Il avait d’ailleurs fait une demande de port d’arme (...) Il voulait pouvoir se protéger tout en reprenant une vie un peu plus normale.
Valérie, compagne de Charb
La jeune femme se souvient que "cette présence permanente le pesait. Il avait d’ailleurs fait une demande de port d’arme au ministère de l’Intérieur quelque temps avant l’attaque. Il voulait pouvoir se protéger tout en reprenant une vie un peu plus normale. Faire du vélo, par exemple, ça lui manquait."
Il répétait : 'C'est bizarre cette voiture'.
Valérie, compagne de Charb
Le matin du drame, "Charb est parti chercher des croissants à la boulangerie", en bas de chez lui, dans le quartier Montorgueil à Paris. "En revenant, il avait l'air soucieux : il m'a raconté avoir repéré en bas de son immeuble une voiture noire aux vitres teintées (...) Il n'était pas du genre à s'inquiéter pour rien, mais là, ça le perturbait. Il répétait : 'C'est bizarre cette voiture'", se souvient sa compagne. " Après quoi, il est parti pour la conférence de rédaction. Il avait l'intention de revenir travailler chez lui après"...
Neuf mois plus tard, elle s'interroge : "Qui était dans cette voiture¿? Les frères Kouachi¿? Des complices¿? J’ai parlé de cet épisode aux policiers qui m’ont entendue, et j’ai écrit à la juge chargée du dossier cet été pour lui rappeler cet élément, mais je n’ai aucun retour depuis", regrette-t-elle.
Il rigolait en me disant qu’il leur avait fait du charme, que ces gens-là étaient capables de lâcher 100.000 euros comme on en dépense 10.
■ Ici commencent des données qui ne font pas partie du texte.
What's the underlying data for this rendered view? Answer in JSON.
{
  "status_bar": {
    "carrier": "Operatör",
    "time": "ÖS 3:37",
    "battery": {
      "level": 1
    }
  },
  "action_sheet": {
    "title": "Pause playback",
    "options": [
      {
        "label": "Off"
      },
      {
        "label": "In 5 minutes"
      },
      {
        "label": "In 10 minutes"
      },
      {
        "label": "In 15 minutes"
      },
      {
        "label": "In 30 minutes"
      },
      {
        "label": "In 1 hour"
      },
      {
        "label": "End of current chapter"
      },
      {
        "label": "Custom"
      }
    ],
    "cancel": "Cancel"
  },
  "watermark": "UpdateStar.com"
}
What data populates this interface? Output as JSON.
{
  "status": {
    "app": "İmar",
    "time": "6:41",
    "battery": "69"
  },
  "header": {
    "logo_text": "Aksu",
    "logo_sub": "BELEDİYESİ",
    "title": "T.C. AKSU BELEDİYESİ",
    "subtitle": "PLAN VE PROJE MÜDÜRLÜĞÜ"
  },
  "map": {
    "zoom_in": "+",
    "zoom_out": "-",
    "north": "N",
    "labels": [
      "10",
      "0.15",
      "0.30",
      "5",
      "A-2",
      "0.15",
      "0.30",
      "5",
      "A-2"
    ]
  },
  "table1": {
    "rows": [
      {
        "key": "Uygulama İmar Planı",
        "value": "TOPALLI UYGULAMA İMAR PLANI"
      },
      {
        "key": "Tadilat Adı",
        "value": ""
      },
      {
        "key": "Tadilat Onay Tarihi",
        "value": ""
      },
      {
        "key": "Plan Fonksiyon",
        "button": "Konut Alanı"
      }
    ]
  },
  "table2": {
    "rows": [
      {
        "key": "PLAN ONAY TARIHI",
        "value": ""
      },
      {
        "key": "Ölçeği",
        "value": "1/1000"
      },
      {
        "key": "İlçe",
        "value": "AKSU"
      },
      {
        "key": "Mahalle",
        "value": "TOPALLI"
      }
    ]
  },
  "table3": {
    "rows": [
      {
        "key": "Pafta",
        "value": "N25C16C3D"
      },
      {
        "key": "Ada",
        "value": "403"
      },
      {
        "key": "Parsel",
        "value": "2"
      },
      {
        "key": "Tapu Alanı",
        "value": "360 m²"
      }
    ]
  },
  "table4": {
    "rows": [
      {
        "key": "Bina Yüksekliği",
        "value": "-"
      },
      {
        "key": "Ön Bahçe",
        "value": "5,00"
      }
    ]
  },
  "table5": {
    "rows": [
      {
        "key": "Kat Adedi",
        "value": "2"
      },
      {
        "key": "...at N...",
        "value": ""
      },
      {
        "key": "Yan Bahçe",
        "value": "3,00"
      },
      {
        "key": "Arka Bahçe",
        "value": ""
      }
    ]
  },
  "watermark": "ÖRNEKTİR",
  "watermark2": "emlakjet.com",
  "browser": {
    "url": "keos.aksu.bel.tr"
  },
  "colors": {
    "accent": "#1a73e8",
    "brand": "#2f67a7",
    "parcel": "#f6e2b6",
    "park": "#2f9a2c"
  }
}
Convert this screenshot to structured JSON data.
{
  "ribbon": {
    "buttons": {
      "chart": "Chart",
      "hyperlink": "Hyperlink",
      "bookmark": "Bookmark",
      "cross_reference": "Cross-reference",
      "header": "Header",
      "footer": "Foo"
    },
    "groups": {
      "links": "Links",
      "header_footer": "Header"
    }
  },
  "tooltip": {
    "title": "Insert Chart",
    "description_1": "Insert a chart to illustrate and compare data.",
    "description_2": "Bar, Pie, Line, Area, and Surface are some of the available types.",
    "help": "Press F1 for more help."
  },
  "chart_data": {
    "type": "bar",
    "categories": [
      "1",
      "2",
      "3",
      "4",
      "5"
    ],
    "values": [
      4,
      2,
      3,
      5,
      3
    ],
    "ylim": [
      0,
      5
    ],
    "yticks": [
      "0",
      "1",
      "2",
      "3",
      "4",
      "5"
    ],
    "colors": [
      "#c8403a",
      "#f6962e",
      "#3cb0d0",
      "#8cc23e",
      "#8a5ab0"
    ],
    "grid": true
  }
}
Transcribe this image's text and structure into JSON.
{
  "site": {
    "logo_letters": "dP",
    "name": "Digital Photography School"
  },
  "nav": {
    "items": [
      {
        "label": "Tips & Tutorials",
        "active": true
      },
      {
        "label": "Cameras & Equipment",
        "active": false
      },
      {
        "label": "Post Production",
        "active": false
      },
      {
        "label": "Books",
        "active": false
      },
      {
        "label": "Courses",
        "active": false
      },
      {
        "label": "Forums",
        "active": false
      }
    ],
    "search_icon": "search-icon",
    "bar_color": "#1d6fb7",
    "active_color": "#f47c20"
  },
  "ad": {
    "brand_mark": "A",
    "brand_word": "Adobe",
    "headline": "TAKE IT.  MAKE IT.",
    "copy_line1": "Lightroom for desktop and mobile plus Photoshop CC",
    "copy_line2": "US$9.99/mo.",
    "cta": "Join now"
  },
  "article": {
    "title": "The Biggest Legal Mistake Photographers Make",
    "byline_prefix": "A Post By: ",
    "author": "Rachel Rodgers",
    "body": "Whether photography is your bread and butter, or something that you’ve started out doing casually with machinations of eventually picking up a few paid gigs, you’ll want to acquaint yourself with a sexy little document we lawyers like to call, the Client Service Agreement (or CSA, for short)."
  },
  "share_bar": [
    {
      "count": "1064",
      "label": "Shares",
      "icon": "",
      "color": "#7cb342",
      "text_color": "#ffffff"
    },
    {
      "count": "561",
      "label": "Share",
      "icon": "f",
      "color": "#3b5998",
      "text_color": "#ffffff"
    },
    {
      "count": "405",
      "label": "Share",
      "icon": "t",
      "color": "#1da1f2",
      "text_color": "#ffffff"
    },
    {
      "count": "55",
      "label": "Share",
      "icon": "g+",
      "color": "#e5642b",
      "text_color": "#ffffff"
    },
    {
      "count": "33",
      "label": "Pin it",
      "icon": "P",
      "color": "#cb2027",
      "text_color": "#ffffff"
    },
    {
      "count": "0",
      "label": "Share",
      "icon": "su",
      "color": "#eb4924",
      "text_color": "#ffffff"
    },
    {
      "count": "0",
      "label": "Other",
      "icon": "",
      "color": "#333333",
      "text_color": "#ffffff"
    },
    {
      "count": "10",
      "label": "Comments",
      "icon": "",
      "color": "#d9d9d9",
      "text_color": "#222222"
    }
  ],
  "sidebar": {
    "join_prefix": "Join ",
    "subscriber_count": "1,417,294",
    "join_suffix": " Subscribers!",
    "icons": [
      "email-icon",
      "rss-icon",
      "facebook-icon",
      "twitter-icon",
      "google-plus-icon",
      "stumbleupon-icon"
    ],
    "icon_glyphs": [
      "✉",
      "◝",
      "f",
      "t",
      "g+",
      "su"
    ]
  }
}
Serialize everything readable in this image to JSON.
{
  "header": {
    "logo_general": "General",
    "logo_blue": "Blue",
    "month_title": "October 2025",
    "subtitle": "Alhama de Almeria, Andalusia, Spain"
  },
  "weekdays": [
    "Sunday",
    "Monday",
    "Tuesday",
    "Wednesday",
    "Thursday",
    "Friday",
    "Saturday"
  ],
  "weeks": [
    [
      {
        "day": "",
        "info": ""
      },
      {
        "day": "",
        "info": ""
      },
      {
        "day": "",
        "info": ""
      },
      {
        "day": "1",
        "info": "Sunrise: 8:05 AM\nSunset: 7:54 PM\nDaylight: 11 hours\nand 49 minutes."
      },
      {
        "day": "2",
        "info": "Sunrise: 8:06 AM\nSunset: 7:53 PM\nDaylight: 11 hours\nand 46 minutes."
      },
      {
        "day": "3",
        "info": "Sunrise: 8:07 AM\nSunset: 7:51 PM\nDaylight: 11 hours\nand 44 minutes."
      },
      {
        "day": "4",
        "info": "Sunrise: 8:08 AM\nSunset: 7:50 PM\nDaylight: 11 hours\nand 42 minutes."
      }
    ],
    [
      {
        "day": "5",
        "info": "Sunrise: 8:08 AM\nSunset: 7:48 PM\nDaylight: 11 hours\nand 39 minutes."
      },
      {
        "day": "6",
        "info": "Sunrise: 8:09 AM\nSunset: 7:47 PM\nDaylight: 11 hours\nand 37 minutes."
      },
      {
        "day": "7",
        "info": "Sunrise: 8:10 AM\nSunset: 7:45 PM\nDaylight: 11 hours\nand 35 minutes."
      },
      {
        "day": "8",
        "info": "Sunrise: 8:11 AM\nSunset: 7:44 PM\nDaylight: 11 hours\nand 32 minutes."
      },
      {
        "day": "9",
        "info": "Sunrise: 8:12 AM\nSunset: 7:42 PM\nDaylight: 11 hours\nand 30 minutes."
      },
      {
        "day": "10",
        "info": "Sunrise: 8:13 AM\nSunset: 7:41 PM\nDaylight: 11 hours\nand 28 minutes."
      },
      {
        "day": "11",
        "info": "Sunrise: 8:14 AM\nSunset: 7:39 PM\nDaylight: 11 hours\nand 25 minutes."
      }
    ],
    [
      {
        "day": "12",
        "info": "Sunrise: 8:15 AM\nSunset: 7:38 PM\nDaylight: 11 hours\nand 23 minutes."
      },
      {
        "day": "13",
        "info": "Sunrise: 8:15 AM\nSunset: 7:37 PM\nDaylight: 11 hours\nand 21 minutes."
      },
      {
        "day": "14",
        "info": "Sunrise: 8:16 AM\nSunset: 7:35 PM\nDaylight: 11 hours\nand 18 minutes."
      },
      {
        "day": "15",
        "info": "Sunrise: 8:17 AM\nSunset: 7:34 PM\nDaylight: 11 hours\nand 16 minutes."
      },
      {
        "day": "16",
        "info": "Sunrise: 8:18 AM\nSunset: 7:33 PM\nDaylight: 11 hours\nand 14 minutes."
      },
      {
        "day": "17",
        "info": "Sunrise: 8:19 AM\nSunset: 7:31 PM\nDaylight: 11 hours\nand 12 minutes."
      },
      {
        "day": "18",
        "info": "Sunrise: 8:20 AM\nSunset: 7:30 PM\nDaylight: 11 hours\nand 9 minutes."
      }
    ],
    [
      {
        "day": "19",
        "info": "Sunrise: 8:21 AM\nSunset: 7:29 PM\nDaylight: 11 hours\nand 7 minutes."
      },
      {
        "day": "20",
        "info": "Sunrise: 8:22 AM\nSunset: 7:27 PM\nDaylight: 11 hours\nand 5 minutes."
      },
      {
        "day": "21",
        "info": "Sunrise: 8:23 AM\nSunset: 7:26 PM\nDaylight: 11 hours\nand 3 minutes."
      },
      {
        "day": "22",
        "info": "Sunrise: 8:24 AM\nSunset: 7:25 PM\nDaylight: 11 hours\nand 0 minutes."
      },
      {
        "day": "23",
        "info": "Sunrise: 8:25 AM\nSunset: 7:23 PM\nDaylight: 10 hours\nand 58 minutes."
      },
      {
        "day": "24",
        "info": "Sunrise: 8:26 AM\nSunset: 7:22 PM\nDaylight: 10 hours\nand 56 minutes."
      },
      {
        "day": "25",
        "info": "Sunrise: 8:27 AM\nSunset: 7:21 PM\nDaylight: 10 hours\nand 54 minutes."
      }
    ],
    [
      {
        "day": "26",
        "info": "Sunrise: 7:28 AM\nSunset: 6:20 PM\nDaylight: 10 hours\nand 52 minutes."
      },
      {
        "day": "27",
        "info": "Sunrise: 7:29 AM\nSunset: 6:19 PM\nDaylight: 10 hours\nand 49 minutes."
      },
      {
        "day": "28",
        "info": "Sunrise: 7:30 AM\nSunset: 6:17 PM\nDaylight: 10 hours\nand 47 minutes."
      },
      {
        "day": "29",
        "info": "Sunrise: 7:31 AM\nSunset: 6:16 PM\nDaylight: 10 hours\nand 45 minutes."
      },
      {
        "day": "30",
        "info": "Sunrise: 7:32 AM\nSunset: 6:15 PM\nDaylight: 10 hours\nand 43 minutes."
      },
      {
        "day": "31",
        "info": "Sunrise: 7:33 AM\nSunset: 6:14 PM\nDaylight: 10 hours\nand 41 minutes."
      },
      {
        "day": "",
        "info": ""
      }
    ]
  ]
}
Valérie, compagne de Charb
La compagne du journaliste évoque aussi les finances "catastrophiques" du journal : "Charb me disait qu’il devait trouver 200.000 euros avant la fin de l’année pour ne pas fermer boutique en 2015". Dans ce but, il a été mis en relation avec "des hommes d’affaires, notamment du Proche-Orient, avec qui il passait des soirées". Charb refuse de dire à son amie qui est son intermédiaire, l'appelant seulement "mon contact". "En rentrant de ces soirées, il rigolait en me disant qu’il leur avait fait du charme, que ces gens-là étaient capables de lâcher 100.000 euros comme on en dépense 10. Je n’ai jamais su non plus qui étaient ces riches hommes d’affaires", indique la jeune femme.
La veille de l'attentat, Charb lui annonce avoir trouvé l'argent manquant. "Je lui ai demandé comment, il m’a répondu : 'Mes soirées où je fais du charme à des riches dignitaires, eh bien ça a fini par payer !', se souvient-elle. Je n’ai pas cherché à en savoir plus, mais je lui ai dit que cela pouvait être dangereux." Aujourd'hui, elle "ne peut pas s’empêcher de trouver cette coïncidence troublante. Qui a payé ? Où se trouve cette somme et comment a-t-elle été réglée ? Peut-il y avoir un lien avec les événements du 7 janvier ,Les enquêteurs doivent s’y intéresser", martèle-t-elle.
Valérie assure enfin que le domicile du journaliste aurait été cambriolé après sa mort. "Le samedi qui a suivi le drame, je suis retournée avec le frère de Charb et quelques intimes dans son appartement. Nous avons découvert qu’il avait été visité, mis à sac, et des affaires emportées, parmi lesquelles des dessins et son ordinateur portable", précise-t-elle.
Je m’étonne que les policiers qui ont recueilli mon témoignage n’aient pas eu l’air intéressés par cet élément.
Valérie, compagne de Charb
"Il me paraît indispensable de retrouver cet ordinateur portable qui contient sûrement des informations utiles à l’enquête. Or je m’étonne que les policiers qui ont recueilli mon témoignage n’aient pas eu l’air intéressés par cet élément. Un tel cambriolage, chez un défunt, quelques jours après le drame, ne mérite-t-il pas une enquête approfondie ?", interroge-t-elle encore.
Valérie juge que "la vérité sur l’attentat de Charlie Hebdo est encore loin". "Je veux faire tout mon possible pour qu’elle éclate. Je m’étonne que les enquêteurs ne cherchent pas à savoir si d’autres personnes ou d’autres intérêts pourraient se cacher derrière les frères Kouachi. On ne peut pas se contenter de la seule thèse du terrorisme islamiste", conclut-elle.